Page 4 of Brazen Being It

FIVE YEARS LATER

Play stupid games win stupid prizes

It’sthe kind of night that tastes like trouble—sweaty bar, stale beer, too-loud music, neon flickering overhead like a dying pulse. Toon and I are sitting at a high-top near the corner of the room, beers half-drained, our cuts on our backs like a piece of armor.

The place is packed. Friday crowd outside Charlotte. Every table is full, bodies pressed together, women laughing too loud, men trying too hard. The kind of place the Catawba Hellions roll into and immediately own. People shift when we walk in, some because they recognize the patch, others because they can feel it. The weight of who we are. What we stand for. Kings of the Carolinas.

Toon slaps his hand down on the table. “You see the rack on that brunette by the jukebox? Jesus, brother.”

I glance over. Yeah, she’s hot. So is the blonde she’s with. Tight dresses, high heels, lips like candy. Five years ago, I’d already be walking over. Hell, even a year ago. Tonight, I’m just… tired.

“Not feeling it?” Toon asks, eyebrow cocked. Sometimes I swear he does this to fuck a woman out of his system. But he never gives a single clue as to who it is.

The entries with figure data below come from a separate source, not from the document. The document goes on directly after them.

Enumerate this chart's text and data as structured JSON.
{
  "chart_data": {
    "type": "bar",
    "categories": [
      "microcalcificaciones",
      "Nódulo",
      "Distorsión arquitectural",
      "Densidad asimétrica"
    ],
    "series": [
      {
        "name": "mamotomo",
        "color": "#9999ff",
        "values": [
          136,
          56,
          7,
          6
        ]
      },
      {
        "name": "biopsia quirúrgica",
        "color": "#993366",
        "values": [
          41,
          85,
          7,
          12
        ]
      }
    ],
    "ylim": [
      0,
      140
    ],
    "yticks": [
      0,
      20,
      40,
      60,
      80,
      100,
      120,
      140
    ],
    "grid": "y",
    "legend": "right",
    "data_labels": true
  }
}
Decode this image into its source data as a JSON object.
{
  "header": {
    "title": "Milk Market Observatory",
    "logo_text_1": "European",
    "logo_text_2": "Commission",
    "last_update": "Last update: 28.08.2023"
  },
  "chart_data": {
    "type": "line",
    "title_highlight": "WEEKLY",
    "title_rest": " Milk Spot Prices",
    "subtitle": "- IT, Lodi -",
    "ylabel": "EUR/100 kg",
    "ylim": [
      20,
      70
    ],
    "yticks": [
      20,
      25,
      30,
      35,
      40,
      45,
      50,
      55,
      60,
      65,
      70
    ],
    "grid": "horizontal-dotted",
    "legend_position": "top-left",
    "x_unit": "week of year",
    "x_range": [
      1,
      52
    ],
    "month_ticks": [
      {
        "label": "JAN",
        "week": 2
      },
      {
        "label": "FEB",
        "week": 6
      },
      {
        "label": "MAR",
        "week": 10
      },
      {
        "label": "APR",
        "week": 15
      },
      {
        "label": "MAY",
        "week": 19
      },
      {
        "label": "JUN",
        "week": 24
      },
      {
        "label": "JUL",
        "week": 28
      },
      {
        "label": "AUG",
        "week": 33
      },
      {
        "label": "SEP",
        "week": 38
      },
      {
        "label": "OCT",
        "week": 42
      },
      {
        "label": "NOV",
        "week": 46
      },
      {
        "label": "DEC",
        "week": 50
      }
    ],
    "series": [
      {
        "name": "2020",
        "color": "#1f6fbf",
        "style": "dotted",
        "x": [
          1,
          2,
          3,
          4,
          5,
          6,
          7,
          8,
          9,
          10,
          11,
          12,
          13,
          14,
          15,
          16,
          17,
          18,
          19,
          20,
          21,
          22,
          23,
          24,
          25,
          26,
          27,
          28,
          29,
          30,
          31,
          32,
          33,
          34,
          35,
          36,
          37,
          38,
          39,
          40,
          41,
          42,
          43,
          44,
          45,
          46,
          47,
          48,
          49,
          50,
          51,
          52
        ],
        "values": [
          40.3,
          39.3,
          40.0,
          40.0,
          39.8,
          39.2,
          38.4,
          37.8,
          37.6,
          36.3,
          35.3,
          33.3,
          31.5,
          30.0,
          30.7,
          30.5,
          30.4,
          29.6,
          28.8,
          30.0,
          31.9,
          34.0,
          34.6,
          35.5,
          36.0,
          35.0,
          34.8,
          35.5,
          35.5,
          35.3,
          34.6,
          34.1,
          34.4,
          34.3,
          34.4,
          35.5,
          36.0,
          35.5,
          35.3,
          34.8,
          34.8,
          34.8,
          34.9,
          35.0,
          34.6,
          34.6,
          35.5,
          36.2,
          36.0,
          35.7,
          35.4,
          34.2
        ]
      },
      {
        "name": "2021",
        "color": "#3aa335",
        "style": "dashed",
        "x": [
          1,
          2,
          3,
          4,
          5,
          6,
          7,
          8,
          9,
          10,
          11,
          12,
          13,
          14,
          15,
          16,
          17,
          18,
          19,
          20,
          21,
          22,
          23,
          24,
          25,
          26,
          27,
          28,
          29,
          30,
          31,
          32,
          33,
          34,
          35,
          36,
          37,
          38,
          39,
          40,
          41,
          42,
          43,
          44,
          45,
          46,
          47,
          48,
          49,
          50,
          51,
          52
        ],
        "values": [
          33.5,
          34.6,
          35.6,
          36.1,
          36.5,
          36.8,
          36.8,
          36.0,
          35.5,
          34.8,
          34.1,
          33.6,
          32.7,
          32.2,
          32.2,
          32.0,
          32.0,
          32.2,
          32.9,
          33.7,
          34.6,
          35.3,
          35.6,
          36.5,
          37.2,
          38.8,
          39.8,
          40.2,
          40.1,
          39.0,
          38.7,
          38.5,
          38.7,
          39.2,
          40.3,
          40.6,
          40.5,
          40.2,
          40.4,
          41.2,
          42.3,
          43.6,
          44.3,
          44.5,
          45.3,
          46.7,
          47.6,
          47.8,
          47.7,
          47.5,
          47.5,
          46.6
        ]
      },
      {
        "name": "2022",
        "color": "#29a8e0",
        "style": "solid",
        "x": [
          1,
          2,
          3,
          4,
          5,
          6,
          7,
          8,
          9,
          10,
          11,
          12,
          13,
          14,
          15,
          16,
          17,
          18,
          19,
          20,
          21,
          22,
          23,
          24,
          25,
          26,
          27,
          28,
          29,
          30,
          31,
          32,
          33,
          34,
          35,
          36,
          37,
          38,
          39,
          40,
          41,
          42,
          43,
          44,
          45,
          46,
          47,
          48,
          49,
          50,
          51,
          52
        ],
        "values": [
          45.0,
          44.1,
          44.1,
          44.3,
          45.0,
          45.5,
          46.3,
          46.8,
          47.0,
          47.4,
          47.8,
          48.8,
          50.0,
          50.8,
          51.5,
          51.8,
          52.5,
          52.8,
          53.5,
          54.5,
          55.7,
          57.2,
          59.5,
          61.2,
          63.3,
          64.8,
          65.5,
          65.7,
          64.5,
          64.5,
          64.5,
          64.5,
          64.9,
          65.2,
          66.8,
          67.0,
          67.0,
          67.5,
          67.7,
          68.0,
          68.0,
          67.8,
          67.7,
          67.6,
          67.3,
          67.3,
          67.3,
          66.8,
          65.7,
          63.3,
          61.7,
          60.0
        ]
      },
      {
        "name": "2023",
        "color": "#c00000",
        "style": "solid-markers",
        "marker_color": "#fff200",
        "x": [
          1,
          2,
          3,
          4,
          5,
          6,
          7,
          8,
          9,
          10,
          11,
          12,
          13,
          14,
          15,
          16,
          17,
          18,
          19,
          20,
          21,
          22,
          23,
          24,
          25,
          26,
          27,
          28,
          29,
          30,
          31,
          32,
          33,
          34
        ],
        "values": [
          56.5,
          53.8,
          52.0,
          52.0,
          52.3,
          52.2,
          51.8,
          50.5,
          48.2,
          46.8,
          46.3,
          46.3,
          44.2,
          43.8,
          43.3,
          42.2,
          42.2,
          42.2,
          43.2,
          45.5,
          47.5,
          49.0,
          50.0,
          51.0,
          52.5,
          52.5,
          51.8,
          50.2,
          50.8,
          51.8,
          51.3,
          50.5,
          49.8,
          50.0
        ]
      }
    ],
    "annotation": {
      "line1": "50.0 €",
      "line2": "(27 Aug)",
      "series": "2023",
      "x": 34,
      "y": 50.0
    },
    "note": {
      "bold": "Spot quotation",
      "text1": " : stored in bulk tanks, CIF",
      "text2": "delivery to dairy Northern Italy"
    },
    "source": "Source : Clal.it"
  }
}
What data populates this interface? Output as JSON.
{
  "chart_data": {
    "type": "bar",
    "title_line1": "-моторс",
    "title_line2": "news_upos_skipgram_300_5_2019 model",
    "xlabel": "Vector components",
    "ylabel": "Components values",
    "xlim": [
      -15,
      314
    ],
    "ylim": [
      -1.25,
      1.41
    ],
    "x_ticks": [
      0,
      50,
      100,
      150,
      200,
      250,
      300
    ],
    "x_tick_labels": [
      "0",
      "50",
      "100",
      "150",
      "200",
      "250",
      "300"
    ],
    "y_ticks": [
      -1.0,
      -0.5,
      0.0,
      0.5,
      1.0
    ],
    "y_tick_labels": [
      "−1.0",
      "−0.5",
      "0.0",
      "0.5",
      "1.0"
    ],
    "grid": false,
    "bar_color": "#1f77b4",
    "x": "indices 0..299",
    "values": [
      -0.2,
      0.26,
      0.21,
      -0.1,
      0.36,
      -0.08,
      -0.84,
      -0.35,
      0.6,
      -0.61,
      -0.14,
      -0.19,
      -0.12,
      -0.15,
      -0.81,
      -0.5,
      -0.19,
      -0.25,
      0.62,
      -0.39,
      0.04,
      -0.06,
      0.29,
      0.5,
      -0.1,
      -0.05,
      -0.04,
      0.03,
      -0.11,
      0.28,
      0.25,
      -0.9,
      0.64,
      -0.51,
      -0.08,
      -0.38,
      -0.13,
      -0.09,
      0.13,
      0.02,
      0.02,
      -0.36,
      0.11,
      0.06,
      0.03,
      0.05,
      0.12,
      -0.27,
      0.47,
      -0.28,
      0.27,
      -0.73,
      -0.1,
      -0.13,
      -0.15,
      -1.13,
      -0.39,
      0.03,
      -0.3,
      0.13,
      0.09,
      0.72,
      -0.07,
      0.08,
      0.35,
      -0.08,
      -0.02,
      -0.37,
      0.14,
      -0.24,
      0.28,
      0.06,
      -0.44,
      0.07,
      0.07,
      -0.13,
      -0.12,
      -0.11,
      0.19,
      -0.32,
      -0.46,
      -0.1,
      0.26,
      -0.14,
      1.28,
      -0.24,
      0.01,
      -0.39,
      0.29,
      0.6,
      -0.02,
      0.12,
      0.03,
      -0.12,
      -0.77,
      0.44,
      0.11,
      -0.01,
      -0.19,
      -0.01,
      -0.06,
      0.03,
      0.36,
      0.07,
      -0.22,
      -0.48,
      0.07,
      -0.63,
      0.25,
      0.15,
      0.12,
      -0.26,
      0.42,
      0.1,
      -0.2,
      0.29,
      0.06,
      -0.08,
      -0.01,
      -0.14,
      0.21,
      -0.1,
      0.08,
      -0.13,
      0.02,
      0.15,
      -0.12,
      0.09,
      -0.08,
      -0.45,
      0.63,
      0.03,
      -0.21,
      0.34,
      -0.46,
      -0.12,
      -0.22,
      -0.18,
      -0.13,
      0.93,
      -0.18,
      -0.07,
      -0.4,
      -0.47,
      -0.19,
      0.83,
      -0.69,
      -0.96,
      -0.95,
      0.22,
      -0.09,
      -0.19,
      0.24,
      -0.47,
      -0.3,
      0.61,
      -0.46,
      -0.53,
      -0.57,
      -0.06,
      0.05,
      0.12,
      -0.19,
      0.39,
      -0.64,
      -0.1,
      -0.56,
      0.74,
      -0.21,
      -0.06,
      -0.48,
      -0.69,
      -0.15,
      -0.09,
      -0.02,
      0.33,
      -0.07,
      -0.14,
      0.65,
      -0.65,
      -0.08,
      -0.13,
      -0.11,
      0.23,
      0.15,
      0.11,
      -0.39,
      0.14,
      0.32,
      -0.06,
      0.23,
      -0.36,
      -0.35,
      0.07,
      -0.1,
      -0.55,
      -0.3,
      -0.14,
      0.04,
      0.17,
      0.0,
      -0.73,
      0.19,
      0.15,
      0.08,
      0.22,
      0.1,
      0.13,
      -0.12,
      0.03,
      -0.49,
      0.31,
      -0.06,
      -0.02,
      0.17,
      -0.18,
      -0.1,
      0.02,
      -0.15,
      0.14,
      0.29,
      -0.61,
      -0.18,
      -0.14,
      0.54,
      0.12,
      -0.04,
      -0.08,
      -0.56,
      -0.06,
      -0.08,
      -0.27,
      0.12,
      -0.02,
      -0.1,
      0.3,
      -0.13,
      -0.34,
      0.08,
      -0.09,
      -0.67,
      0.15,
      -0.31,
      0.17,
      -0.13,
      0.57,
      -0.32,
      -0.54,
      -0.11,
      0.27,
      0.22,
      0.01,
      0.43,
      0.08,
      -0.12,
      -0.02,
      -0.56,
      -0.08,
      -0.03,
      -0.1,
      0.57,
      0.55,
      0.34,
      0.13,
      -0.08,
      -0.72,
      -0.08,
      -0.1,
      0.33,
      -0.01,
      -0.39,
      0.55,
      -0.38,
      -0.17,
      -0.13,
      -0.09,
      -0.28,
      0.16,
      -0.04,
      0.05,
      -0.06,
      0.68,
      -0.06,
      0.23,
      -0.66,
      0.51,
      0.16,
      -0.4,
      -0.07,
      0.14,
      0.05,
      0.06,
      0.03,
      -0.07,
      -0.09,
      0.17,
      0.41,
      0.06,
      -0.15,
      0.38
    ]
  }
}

I shrug. “They look like the kind that post your ass on the gram after.”

He laughs. “Man, when’d you get so jaded?”

I tip back the bottle. “Around the time I realized having a full rocker doesn’t mean shit if your own family still looks at you sideways.”

Toon’s grin fades. “Axel still riding your ass?”

“He’s cooled down. But I see it. Feel it from him. That doubt. Like he’s waiting for me to fuck up.”

“Shooter too?”

“Shooter’s worse. Says all the right shit, but his eyes are always looking past me. Like I’m still the kid with something to prove.”

Toon leans back, tapping ash from his smoke into an empty shot glass. “Maybe you’re seeing this shit wrong. Maybe they see the change, the way you’ve slowed down. They just don’t know how to tell you.”

“I got the same blood in my veins.”

I take a shot, letting the amber liquid burn all the way down.

“Dads are different man.”

“I don’t want him to be a dad,” I say, jaw tight. “I want him to see me as a Hellion. A brother. Someone who earned their seat.”

Toon nods slow. “I get it.”

He does. Toon is from the Haywood’s Landing chapter, but he’s been in Catawba a few years now most folks forget he ever started somewhere else. He was one of the few that treated me like a man back when I was still wearing the bottom rocker of shame. That counts for something.

“I thought getting patched in would fix it,” I mutter.

“It never does,” he says. “It just gives you more to carry.”

We finish our beers and make our move. While I don’t find chasing tail as fun as it once was, I am a man. Sex is sex and no sex is ever bad sex as long as I can bust a nut.

The women are exactly what they present—flirty, fake, and ready for a night that means nothing in the morning. We slide in smooth. Toon leans into the brunette, his hand already resting on her hip like he owns it. The blonde sizes me up and smiles, dragging her finger along my forearm.

“You’re a Hellion?”

I smirk. “Darlin’, I am the Hellion… for you for tonight.”

She giggles and presses closer. I let her. I let the act take over. The charm. The swagger. The carefully constructed mask of a man who doesn’t give a damn.

But inside, I still hear Axel’s voice. “You’re not ready.” Even now, five years later, full patch on my back, that shit still echoes. When will it stop eating at me?

The night dissolves into shots, music, and the kind of flirtation that’s more about momentum than chemistry. I laugh at the right moments, I touch her in all the places that make her lean in closer, and when we finally pile into a cab and head toward a nearby motel, it’s all on autopilot.